The family of a baby who died just hours after her birth have told of their heartache, following an inquest which identified a catalogue of errors by hospital staff.

Bonnie Webster was born in the Queen Elizabeth Hospital (QEH), in King's Lynn, on February 9 via an emergency C-section after her mother suffered a placental abruption. 

Eastern Daily Press:

Her short life ended the following day at the Norfolk and Norwich University Hospital (NNUH), where she had been transferred for intensive care.

After the inquest identified series of mix-ups in her treatment at the QEH, Bonnie's parents said their family would "never be whole".

The Lynn hospital reiterated its condolences to the family and said lessons had been learnt from the tragedy.

The inquest heard that mother Megan Webster was admitted to the QEH from her home in Mileham after waking up in constant pain.

Throughout the pregnancy - her second - she had been a patient of the NNUH and was due to give birth there.

But due to the A47 being closed at the time she was taken to the QEH instead.

On admission, the hospital struggled to bring up her electronic record - but this would just be the beginning of the complications.

The inquest heard that over the course of her treatment a number of things went wrong, including:

  • An operating theatre not being properly prepared - including a resuscitation machine not being equipped with an oxygen tank
  • A replacement oxygen tank arriving three-quarters empty
  • Medical equipment being dropped and broken, leading to further delays while replacements were sought
  • Miscommunications between staff leading to her emergency C-section being given a lower level of urgency
  • Antibiotics ordered for the tot not being administered

Emmanuel Mamah, the registrar who performed the caesarian, told the court: "I panicked - things were going really wrong.

"It was very chaotic and very difficult for me."

The technical difficulties with the theatre meant there was a delay of around 25 minutes between Mrs Webster being brought in and the operation starting.

Dr Mamah added that afterwards, he had sought out Mrs Webster to personally apologise for the complications.

Giving a narrative conclusion, senior coroner Jacqueline Lake said she had "many concerns" about what she described as a "stressful and traumatic" experience for Mrs Webster and husband Lee.

Eastern Daily Press: Senior coroner Jacqueline Lake. Photo: Bill Smith

She said she was particularly concerned that hospital staff had not given Mr and Mrs Webster a clear enough picture of the situation when asking them to make a decision about whether to opt for a C-section - another stalling factor in the delivery.

However, she said it could not be said for sure whether Bonnie would have survived without the issues.

She said: "The evidence does not reveal the extent the delays before and after the birth contributed to her death.

"There are clearly many concerns that have been raised during the course of this inquest.

"I have ongoing concerns that in such distressing and traumatic situations the options should be made very clear.

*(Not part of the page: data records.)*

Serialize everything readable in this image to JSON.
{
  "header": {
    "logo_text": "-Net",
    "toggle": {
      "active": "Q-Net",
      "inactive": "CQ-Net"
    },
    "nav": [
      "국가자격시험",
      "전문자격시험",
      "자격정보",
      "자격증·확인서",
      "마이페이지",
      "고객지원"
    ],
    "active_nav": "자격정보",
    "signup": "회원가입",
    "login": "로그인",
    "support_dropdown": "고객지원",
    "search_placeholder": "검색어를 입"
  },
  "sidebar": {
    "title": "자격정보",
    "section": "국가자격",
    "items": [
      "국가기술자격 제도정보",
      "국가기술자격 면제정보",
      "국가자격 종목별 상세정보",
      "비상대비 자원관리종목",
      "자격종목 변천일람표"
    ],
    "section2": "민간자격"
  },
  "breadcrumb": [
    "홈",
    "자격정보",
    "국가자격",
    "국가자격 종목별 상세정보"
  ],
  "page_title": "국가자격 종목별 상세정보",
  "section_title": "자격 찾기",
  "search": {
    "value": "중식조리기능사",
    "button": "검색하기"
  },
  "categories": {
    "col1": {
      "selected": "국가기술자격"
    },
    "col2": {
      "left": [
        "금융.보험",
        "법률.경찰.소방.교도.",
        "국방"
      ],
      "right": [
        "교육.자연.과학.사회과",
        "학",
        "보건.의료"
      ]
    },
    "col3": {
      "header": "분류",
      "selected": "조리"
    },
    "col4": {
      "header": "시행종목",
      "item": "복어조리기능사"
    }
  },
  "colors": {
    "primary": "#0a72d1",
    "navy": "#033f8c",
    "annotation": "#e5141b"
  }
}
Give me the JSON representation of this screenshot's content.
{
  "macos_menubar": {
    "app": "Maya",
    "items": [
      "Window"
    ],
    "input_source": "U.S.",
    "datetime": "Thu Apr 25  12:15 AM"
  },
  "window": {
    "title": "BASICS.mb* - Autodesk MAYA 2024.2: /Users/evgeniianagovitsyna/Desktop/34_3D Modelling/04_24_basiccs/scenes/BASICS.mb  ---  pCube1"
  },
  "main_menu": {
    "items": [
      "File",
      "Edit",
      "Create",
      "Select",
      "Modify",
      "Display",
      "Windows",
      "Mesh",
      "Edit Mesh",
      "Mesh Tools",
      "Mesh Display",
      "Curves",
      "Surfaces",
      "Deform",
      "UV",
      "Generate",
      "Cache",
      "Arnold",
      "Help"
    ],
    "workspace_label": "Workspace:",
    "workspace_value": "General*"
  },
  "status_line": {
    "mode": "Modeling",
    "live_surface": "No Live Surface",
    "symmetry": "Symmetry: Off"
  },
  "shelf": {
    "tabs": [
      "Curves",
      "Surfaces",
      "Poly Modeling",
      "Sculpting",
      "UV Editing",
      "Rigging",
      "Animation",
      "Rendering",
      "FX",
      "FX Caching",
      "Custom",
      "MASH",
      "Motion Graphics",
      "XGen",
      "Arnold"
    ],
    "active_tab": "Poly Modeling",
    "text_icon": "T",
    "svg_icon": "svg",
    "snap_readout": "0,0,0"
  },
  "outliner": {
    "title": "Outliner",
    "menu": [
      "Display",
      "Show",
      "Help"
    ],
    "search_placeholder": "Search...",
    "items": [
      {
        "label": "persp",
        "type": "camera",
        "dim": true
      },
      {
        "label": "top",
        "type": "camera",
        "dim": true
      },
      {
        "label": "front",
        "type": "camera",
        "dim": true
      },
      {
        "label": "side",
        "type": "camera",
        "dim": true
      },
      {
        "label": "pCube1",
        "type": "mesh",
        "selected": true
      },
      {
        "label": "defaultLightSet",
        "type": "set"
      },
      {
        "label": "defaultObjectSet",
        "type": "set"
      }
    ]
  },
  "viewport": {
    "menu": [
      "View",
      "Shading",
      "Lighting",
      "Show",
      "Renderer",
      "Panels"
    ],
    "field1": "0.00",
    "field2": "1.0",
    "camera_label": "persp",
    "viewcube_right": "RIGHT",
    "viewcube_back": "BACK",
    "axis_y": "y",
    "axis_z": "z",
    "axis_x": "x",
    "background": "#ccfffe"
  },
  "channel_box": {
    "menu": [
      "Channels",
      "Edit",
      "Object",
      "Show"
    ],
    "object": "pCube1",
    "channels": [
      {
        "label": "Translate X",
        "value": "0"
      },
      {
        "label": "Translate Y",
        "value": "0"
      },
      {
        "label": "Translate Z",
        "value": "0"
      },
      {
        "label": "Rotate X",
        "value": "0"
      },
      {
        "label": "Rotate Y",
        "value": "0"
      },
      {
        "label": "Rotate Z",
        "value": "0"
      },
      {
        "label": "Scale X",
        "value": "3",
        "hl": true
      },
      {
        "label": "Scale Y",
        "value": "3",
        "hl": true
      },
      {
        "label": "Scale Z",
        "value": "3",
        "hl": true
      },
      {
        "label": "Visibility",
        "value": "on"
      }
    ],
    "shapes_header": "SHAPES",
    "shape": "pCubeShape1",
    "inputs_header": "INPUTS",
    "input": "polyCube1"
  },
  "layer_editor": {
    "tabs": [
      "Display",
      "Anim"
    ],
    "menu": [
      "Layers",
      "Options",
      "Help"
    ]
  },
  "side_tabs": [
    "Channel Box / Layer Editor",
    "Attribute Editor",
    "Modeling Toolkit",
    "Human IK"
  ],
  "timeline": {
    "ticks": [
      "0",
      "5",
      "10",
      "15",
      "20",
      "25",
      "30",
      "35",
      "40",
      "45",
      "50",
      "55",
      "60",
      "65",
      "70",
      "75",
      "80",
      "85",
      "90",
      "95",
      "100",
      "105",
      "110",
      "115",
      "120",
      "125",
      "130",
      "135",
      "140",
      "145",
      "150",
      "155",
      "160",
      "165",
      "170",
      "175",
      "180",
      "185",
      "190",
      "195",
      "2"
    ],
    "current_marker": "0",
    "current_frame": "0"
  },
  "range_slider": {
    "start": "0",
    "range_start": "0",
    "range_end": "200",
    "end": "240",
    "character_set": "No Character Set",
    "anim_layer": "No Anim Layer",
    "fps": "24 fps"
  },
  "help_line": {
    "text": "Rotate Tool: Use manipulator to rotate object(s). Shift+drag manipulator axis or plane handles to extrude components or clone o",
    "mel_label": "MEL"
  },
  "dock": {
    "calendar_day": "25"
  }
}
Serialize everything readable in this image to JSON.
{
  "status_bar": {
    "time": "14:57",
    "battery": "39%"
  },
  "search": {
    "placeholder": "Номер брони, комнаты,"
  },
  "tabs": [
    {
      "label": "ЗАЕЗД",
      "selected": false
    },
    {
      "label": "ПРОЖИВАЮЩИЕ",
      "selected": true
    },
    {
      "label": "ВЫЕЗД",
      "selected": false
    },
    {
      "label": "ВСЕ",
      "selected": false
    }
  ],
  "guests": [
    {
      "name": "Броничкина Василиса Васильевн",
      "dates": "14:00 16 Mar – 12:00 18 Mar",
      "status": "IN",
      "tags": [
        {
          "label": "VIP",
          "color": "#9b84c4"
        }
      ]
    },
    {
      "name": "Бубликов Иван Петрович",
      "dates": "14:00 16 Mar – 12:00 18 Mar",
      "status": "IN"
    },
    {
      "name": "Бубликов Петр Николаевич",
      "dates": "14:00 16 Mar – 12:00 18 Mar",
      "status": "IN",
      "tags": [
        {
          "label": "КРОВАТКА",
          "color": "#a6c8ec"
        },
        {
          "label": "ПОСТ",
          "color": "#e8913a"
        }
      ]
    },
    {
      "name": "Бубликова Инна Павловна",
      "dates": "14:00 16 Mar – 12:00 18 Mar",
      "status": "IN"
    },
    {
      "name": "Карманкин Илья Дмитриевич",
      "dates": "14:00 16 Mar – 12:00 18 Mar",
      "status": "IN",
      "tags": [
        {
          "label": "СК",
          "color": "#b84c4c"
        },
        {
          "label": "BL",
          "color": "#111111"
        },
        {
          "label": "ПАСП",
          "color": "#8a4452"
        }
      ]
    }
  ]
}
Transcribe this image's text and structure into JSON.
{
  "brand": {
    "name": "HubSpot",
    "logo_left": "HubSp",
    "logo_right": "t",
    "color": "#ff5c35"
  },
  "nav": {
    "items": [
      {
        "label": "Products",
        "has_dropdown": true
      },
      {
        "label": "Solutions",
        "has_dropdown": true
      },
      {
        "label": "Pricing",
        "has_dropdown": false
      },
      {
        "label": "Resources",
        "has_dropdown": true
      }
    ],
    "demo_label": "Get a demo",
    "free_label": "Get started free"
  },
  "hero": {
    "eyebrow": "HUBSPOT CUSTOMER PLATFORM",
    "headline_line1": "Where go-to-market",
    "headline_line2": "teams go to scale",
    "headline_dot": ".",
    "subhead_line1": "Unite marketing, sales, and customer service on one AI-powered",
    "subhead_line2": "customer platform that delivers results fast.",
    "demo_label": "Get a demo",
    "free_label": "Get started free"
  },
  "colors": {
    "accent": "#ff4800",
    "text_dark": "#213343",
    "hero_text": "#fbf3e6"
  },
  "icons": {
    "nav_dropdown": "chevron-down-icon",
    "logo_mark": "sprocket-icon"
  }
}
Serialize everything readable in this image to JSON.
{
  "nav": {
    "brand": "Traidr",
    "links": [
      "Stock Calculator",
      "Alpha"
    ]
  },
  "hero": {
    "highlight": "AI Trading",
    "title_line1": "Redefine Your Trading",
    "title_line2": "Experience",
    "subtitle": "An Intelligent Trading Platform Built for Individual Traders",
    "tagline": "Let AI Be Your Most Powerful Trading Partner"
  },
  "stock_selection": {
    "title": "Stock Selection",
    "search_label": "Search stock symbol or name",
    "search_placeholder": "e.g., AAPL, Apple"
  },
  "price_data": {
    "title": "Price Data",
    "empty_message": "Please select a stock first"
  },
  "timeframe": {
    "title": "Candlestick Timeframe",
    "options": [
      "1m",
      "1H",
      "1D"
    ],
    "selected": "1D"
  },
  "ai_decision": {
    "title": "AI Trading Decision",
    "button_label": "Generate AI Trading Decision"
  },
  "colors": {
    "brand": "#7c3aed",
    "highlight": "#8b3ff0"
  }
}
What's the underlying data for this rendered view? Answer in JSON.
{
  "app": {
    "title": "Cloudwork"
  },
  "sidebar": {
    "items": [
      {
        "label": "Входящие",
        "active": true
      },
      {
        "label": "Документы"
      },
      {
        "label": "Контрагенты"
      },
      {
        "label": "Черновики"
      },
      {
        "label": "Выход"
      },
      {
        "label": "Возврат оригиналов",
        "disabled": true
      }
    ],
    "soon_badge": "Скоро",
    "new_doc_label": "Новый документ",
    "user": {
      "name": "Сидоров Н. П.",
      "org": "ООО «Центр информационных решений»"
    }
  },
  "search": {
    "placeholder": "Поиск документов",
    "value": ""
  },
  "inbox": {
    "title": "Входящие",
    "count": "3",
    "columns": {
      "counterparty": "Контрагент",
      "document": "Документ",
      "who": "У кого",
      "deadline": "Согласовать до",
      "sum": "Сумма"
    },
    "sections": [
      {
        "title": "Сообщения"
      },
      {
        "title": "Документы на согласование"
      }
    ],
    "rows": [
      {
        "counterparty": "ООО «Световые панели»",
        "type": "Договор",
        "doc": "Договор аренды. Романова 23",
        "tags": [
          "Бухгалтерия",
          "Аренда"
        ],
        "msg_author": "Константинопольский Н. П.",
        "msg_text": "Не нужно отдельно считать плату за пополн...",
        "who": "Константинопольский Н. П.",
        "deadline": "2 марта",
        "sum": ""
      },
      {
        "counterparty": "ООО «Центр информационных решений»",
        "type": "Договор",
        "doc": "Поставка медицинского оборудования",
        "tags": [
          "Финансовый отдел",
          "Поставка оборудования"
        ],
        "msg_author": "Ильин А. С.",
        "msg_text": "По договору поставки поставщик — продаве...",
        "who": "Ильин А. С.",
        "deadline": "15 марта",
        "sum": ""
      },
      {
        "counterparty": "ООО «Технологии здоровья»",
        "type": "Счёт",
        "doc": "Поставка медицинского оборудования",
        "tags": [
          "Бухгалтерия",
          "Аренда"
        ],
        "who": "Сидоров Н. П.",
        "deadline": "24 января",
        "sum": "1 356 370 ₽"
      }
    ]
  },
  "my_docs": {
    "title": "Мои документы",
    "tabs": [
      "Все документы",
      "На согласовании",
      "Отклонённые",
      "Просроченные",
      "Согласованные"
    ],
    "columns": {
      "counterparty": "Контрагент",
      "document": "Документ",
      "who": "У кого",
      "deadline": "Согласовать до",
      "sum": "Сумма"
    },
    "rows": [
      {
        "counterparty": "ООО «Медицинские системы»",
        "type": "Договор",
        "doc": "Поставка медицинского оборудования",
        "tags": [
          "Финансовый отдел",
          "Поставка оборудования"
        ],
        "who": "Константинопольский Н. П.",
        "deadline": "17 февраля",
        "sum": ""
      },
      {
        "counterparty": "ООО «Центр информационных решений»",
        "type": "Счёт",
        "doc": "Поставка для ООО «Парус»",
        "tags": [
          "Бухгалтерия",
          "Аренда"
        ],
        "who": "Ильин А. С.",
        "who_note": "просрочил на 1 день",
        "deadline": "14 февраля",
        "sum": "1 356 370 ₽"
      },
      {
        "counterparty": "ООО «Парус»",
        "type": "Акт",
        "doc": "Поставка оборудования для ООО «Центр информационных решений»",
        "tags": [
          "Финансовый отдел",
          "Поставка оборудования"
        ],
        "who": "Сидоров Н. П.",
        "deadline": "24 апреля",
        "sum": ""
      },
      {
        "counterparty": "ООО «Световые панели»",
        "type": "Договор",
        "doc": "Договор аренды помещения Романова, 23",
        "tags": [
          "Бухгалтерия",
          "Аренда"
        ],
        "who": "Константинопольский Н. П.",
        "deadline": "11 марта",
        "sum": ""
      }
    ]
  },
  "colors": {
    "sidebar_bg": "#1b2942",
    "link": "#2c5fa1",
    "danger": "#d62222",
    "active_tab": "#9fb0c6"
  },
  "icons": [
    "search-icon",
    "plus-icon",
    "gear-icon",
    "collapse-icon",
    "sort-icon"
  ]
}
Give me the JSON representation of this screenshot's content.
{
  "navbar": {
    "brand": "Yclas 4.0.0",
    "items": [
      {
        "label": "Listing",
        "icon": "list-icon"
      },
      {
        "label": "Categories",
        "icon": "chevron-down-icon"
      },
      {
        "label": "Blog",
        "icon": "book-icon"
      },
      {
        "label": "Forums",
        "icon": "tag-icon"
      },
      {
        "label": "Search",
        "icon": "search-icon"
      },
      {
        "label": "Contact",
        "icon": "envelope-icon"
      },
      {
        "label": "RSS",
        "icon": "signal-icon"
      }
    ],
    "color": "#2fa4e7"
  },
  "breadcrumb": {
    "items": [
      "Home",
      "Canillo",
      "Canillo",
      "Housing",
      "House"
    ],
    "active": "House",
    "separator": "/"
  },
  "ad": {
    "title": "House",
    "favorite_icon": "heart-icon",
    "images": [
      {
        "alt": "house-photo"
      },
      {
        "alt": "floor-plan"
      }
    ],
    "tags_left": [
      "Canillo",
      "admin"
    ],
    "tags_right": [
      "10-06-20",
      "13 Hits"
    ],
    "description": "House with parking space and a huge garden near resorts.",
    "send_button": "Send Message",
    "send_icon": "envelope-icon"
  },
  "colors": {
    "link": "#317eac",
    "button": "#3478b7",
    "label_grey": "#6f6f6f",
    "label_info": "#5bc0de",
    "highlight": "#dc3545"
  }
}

"It has to be absolutely clear so patients can make educated and informed decisions."

In a statement issued following the hearing, Mr and Mrs Webster said: "Our world has shattered following the death of our much-loved baby girl, Bonnie.

"Due to the circumstances surrounding her death, we have not had the chance to grieve or process our loss.

"Our family is never going to be whole and the future we hoped for has been lost.

"Mistakes have been made and now is the time for changes to be put into action.

"We would hate for any other family to go through our pain - our beautiful Bonnie will forever be in our hearts."

Helen Blanchard, interim chief nurse at the QEH, said: "On behalf of the Trust, I reiterate our condolences to Bonnie’s parents and family.

"A thorough investigation into the circumstances of Bonnie’s condition at birth was carried out by the Healthcare Safety Investigation Branch. The Trust cooperated fully with this investigation and with the inquest process.

"I would like to offer an assurance to Bonnie’s family we have learnt through the investigation, specifically the importance of clear communication with families and more effective communication between healthcare teams."